Saakashvili sneaked into Georgia and issued a video appeal to his supporters on Facebook, from the Black Sea resort of Batumi, one of his power bases, to vote for opposition candidates and to stage protests against the outcome to “protect” their votes.
In the end, few Georgians appeared to heed his appeal.
His arrest in Tbilisi was later announced by Prime Minister Irakli Garibashvili and official videos showed him grinning broadly as police led him away.
“(Saakashvili) had better behave, otherwise, we will bring more charges,” Garibashvili said on Monday, responding to a letter the former president wrote in jail, in which he called on Melia to “go on a constant and much stronger attack” in the run-off votes.
Garibashvili said the municipal election “has finally demolished the destructive opposition”.
Georgia’s ombudswoman said the former president had declared a hunger strike in detention, saying his conviction and six-year jail sentence in 2018 were based on politically motivated charges.
Saakashvili had acquired Ukrainian citizenship and spent much of his time in exile in Ukraine, where his last position was head of the Executive Reform Committee. Ukrainian President Volodymyr Zelensky vowed he would do everything possible to ensure Saakashvili’s safe return to Ukraine. Georgia’s ambassador to Kyiv was summoned to the foreign ministry.
The flamboyant Saakashvili had also worked as governor of Odesa region under former Ukrainian President Petro Poroshenko. But the two fell out and he was deported from Ukraine – only to return and have his citizenship restored when Zelensky took over as president after defeating Poroshenko in a 2019 election.

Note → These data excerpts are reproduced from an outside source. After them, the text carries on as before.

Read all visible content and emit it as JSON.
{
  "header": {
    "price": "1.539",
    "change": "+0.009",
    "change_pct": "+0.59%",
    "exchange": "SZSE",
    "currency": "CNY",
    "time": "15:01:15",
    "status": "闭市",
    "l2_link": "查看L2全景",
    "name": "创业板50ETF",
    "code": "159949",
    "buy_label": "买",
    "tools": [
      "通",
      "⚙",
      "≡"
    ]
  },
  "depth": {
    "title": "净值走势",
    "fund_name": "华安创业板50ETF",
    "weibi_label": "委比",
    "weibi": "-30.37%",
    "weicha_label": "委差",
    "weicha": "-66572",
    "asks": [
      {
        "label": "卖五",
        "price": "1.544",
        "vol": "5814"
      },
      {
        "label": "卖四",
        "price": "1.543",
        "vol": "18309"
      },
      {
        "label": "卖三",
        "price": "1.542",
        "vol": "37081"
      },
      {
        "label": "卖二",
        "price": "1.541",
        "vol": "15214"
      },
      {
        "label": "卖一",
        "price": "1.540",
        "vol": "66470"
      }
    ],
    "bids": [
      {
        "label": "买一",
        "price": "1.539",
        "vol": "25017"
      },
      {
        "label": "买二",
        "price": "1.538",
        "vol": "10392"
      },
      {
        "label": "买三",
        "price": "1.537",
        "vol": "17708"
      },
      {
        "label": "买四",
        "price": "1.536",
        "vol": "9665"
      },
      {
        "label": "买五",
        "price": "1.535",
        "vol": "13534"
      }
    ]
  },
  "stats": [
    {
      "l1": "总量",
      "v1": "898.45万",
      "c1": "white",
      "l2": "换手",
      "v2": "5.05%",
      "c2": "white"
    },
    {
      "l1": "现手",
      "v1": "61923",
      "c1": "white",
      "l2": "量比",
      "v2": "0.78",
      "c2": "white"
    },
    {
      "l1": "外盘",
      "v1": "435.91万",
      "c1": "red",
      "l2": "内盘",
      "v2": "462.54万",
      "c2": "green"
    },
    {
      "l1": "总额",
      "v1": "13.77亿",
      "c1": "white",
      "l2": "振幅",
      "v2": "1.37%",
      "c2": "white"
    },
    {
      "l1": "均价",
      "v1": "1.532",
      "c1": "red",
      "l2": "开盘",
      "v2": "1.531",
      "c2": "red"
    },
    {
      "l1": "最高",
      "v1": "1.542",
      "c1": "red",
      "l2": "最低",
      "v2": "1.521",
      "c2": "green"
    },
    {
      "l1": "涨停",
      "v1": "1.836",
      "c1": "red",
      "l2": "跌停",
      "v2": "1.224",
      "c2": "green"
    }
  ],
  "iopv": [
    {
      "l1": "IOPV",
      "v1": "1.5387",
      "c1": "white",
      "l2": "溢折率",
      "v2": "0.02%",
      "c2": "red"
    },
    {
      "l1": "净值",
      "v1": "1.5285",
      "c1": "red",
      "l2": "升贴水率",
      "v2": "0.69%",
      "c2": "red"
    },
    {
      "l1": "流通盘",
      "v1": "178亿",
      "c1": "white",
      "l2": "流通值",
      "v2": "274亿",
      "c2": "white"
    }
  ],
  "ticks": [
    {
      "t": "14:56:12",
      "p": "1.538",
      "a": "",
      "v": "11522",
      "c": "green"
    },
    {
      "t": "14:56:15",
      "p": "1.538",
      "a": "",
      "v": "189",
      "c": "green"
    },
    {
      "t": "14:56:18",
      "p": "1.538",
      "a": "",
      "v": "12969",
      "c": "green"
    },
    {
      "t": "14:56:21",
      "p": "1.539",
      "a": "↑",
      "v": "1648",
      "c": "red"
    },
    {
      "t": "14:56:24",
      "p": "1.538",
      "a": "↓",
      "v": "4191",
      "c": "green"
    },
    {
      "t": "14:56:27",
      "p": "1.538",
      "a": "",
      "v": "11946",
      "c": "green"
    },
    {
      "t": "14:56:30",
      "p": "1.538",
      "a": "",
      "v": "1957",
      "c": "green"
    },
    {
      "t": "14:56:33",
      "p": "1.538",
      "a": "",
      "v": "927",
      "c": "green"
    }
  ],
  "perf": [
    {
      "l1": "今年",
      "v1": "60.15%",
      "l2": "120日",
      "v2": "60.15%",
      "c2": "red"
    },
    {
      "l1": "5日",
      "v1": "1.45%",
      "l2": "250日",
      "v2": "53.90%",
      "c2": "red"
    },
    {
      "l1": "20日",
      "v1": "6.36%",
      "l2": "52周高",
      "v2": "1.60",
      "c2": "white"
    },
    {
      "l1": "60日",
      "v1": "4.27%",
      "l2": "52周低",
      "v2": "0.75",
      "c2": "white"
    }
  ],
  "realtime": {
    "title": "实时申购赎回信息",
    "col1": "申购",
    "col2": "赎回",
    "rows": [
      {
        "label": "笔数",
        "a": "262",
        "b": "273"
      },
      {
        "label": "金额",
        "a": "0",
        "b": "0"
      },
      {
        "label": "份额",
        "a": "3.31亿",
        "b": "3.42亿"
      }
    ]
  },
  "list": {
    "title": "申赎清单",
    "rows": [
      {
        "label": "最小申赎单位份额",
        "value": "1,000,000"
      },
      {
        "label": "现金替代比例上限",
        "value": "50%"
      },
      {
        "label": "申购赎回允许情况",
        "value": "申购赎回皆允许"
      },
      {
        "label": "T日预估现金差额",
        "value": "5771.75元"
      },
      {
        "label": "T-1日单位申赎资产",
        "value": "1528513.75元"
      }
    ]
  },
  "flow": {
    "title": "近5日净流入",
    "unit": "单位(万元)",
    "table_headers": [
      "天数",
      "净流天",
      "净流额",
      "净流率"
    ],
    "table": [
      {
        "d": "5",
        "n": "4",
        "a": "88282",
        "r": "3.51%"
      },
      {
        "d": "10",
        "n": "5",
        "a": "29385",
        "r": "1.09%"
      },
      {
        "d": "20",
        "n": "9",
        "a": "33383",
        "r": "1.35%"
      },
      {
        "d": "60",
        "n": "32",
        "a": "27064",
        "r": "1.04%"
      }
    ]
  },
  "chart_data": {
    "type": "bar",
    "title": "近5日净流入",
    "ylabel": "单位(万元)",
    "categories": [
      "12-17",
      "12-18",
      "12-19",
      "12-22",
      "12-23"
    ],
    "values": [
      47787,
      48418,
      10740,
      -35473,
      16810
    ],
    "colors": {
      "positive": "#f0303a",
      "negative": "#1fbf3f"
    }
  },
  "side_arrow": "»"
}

While in office, Saakashvili portrayed himself as a reformer, staging a high-profile cleanup of the police and tackling corruption. But he was accused of acting to choke the opposition and free speech. He was in office when Russian troops poured into Georgia in 2008, eventually entrenching the positions of separatists who have controlled the regions of Abkhazia and South Ossetia virtually since independence from Soviet rule in 1991.
Saakashvili left Georgia in 2013 after serving two terms as president. His UNM lost the 2012 parliamentary election to the Georgian Dream coalition founded by billionaire Bidzina Ivanishvili, who made his fortune in the 90s in Russia.
Ivanishvili said last January that he had quit politics for good, but opponents accused him of running the country of 3.7 million from behind the scenes since 2013, when he stepped down as a prime minister and shifting Georgia off a reform path and closer to Moscow. Georgia declares officially it wants to join the EU and NATO, but the current government supports closer ties with Moscow.